Now, why is this called a Mobius strip? This took me a while to figure out. So there are many different interpretations. I think the reason why it's called a Mobius strip is that if you think about the usual simplicial complex for a Mobius strip. And then this is the face vertex incidence bipartite graph.

So five vertices, one for each face. Five vertices, one for each vertex. And if you draw the incident structure, that's the graph. I'm not sure if this topological formulation will help you improving Sidorenko's conjecture or disprove it, but certainly that that's why it's called a Mobius strip. And there are some people believe who believe that it may be false. So it's still open. It's still open.

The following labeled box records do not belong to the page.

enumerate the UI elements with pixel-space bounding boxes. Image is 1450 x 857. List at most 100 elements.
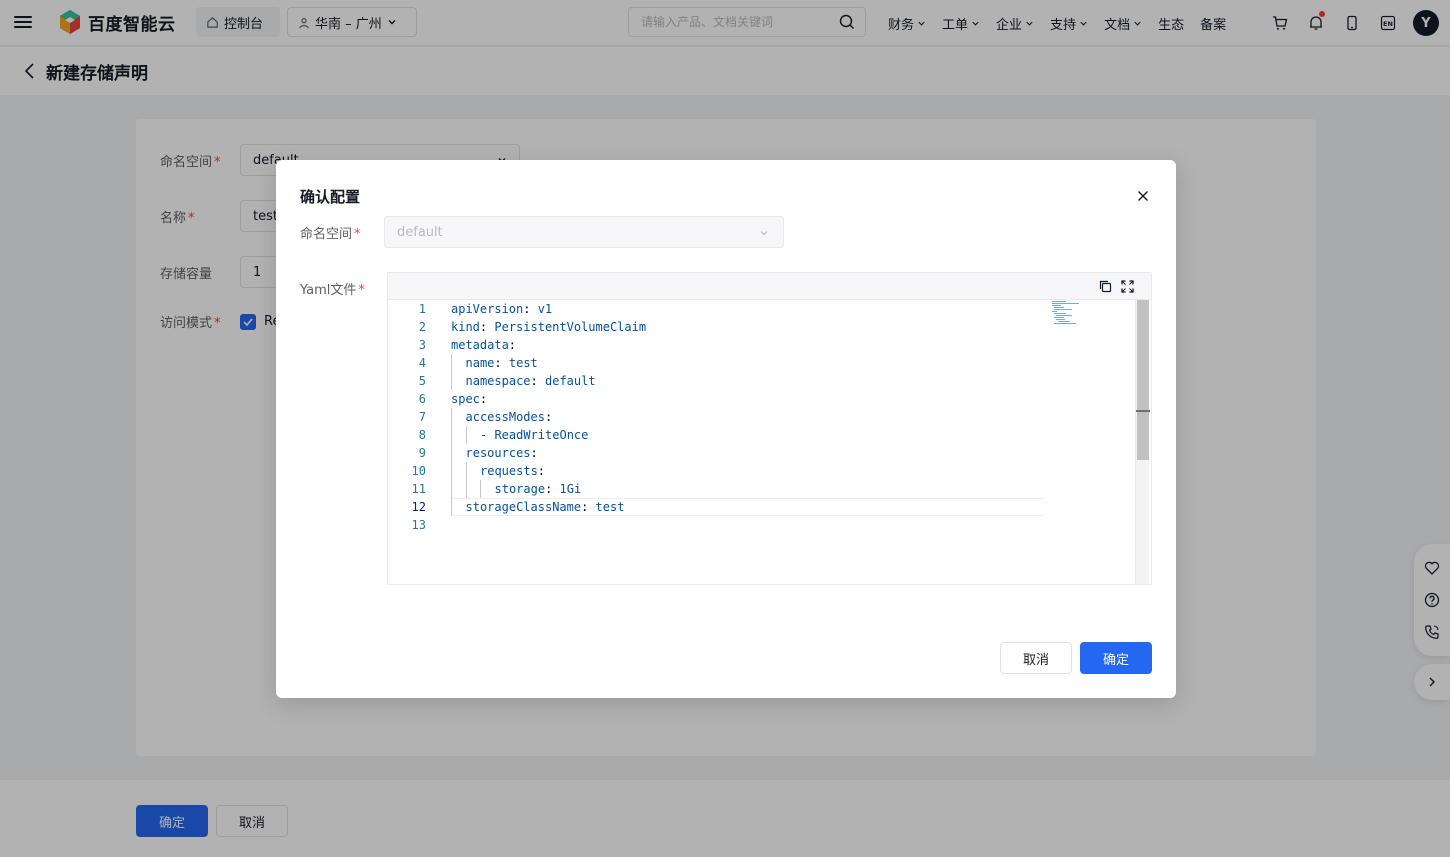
yaml-key: storageClassName [465, 500, 582, 514]
copy-icon[interactable] [1099, 280, 1112, 293]
minimap-line [1052, 305, 1061, 306]
line-number: 12 [411, 500, 426, 514]
code-line: 6 spec: [388, 390, 1136, 408]
indent-guide [451, 462, 452, 480]
modal-yaml-label: Yaml文件 * [300, 283, 365, 298]
modal-cancel-button[interactable]: 取消 [1000, 642, 1072, 674]
modal-namespace-label: 命名空间 * [300, 227, 361, 242]
yaml-colon: : [508, 338, 517, 352]
line-number: 8 [418, 428, 426, 442]
code-text: storage: 1Gi [495, 480, 582, 498]
chevron-down-icon [760, 231, 768, 236]
code-text: requests: [480, 462, 545, 480]
yaml-value: test [588, 500, 625, 514]
code-line: 12 storageClassName: test [388, 498, 1136, 516]
minimap-line [1054, 317, 1064, 318]
yaml-key: storage [494, 482, 546, 496]
modal-title: 确认配置 [300, 188, 361, 206]
code-line: 11 storage: 1Gi [388, 480, 1136, 498]
yaml-editor[interactable]: 1 apiVersion: v1 2 kind: PersistentVolumeCl… [387, 272, 1152, 585]
code-text: metadata: [451, 336, 516, 354]
code-line: 2 kind: PersistentVolumeClaim [388, 318, 1136, 336]
yaml-key: requests [480, 464, 538, 478]
yaml-key: accessModes [465, 410, 545, 424]
minimap-line [1054, 323, 1076, 324]
indent-guide [465, 426, 467, 444]
line-number: 9 [418, 446, 426, 460]
code-text: - ReadWriteOnce [480, 426, 588, 444]
line-number: 2 [418, 320, 426, 334]
line-number: 3 [418, 338, 426, 352]
indent-guide [451, 426, 452, 444]
yaml-colon: : [479, 392, 488, 406]
close-icon[interactable] [1136, 189, 1150, 203]
code-line: 3 metadata: [388, 336, 1136, 354]
modal-confirm-button[interactable]: 确定 [1080, 642, 1152, 674]
code-text: namespace: default [466, 372, 596, 390]
minimap-line [1058, 321, 1070, 322]
minimap-line [1052, 311, 1057, 312]
code-line: 9 resources: [388, 444, 1136, 462]
code-line: 10 requests: [388, 462, 1136, 480]
indent-guide [480, 480, 481, 498]
yaml-key: metadata [451, 338, 509, 352]
modal-namespace-select: default [384, 216, 784, 248]
yaml-key: apiVersion [451, 302, 524, 316]
code-line: 5 namespace: default [388, 372, 1136, 390]
indent-guide [465, 462, 467, 480]
code-text: kind: PersistentVolumeClaim [451, 318, 646, 336]
code-text: accessModes: [466, 408, 553, 426]
line-number: 10 [411, 464, 426, 478]
line-number: 13 [411, 518, 426, 532]
yaml-value: PersistentVolumeClaim [487, 320, 647, 334]
minimap-line [1054, 309, 1072, 310]
yaml-colon: : [544, 410, 553, 424]
scrollbar-thumb[interactable] [1137, 300, 1149, 460]
yaml-key: namespace [465, 374, 531, 388]
yaml-value: test [501, 356, 538, 370]
code-line: 8 - ReadWriteOnce [388, 426, 1136, 444]
code-text: name: test [466, 354, 538, 372]
line-number: 6 [418, 392, 426, 406]
indent-guide [451, 408, 452, 426]
minimap-line [1056, 319, 1065, 320]
minimap-line [1056, 315, 1072, 316]
line-number: 5 [418, 374, 426, 388]
code-line: 4 name: test [388, 354, 1136, 372]
line-number: 7 [418, 410, 426, 424]
modal-namespace-value: default [397, 224, 443, 240]
code-text: resources: [466, 444, 538, 462]
line-number: 4 [418, 356, 426, 370]
code-text: storageClassName: test [466, 498, 625, 516]
editor-minimap[interactable] [1052, 300, 1082, 330]
code-area[interactable]: 1 apiVersion: v1 2 kind: PersistentVolumeCl… [388, 300, 1136, 584]
yaml-key: name [465, 356, 495, 370]
yaml-colon: : [494, 356, 502, 370]
yaml-value: - ReadWriteOnce [480, 428, 589, 442]
code-line: 1 apiVersion: v1 [388, 300, 1136, 318]
yaml-value: default [537, 374, 596, 388]
indent-guide [465, 480, 467, 498]
fullscreen-icon[interactable] [1121, 280, 1134, 293]
yaml-key: kind [451, 320, 480, 334]
editor-toolbar [388, 273, 1151, 300]
line-number: 11 [411, 482, 426, 496]
minimap-line [1052, 301, 1066, 302]
indent-guide [451, 354, 452, 372]
code-line: 7 accessModes: [388, 408, 1136, 426]
yaml-colon: : [530, 446, 538, 460]
yaml-value: 1Gi [552, 482, 582, 496]
indent-guide [451, 372, 452, 390]
indent-guide [451, 480, 452, 498]
indent-guide [451, 444, 452, 462]
yaml-key: spec [451, 392, 480, 406]
minimap-line [1054, 307, 1064, 308]
code-line: 13 [388, 516, 1136, 534]
yaml-key: resources [465, 446, 531, 460]
editor-scrollbar[interactable] [1135, 300, 1150, 584]
yaml-value: v1 [530, 302, 553, 316]
minimap-line [1052, 303, 1079, 304]
confirm-config-modal: 确认配置 命名空间 * default Yaml文件 * 1 apiVersion: … [276, 160, 1176, 698]
yaml-colon: : [530, 374, 538, 388]
line-number: 1 [418, 302, 426, 316]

The one last thing I want to mention is that even though the inequality written up there in general is undecidable, if you only want to know whether this inequality is true up to an epsilon error, then it has decidable. In fact, there is an algorithm that I can tell you.

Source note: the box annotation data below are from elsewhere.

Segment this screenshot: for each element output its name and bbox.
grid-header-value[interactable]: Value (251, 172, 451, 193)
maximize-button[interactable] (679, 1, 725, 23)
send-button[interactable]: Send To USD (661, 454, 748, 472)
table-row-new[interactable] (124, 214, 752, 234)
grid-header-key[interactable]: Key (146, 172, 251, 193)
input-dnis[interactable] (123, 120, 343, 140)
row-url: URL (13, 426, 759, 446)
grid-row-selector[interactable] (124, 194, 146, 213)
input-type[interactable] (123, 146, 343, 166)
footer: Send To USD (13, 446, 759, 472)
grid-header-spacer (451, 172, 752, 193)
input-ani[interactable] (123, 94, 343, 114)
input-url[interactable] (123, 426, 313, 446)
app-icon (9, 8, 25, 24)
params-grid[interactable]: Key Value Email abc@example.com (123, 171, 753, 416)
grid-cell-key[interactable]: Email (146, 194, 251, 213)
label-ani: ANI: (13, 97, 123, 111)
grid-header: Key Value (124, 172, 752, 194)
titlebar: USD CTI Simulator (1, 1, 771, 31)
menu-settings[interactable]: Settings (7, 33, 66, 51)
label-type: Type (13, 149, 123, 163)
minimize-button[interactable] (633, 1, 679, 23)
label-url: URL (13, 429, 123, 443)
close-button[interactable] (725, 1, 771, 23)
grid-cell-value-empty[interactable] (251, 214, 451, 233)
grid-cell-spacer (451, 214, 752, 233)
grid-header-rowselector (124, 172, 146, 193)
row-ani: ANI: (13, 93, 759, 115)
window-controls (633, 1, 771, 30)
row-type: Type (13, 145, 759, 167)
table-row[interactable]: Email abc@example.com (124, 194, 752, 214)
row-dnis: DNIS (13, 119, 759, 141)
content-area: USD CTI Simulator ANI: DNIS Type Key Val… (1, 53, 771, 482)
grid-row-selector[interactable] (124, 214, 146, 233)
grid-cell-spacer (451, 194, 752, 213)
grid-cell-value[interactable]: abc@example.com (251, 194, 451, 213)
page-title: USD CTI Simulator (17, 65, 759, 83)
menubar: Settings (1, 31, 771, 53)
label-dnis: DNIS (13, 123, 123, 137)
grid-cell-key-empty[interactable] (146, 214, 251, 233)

So there exists an algorithm that decides, for every epsilon, that resides-- so I just want to know whether that inequality is true. But I allow an epsilon error, meaning it decides correctly this inequality is true up to an epsilon error for all G or outputs a G such that the sum here is negative.

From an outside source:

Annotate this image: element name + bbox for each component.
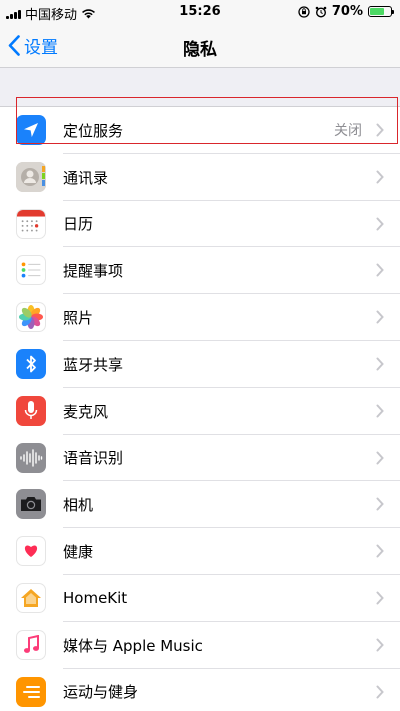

So up to an epsilon of error, I can give you an algorithm. And the algorithm follows-- I mean, it's not too hard to describe. Basically, the idea is that if I take an epsilon regular partition, then all the data about edge densities can be encoded in the epsilon regular partition. So apply even the weak regularity lemma is enough.

And then we can test the bounded number of possibilities with some fixed number of parts. And by the counting lemma, you lose some epsilon error if I check over all weighted graphs on some bounded number of parts whose edge weights are multiples of epsilon, let's say, whether this is true. If it's true, then it is true with this epsilon. If it is false, then I can already output a counterexample.

So there is only finitely many possibilities as a result of weak regularity lemma. And therefore, this version here is decidable. So today, we saw many different graph theoretic inequalities and some general results. And there are lots of open problems about graph homomorphism inequalities.

So this concludes roughly the extremal graph theory section of this course. So starting from next lecture, we'll be looking at Roth's theorem. So looking at the Fourier analytic proof of Roth's theorem.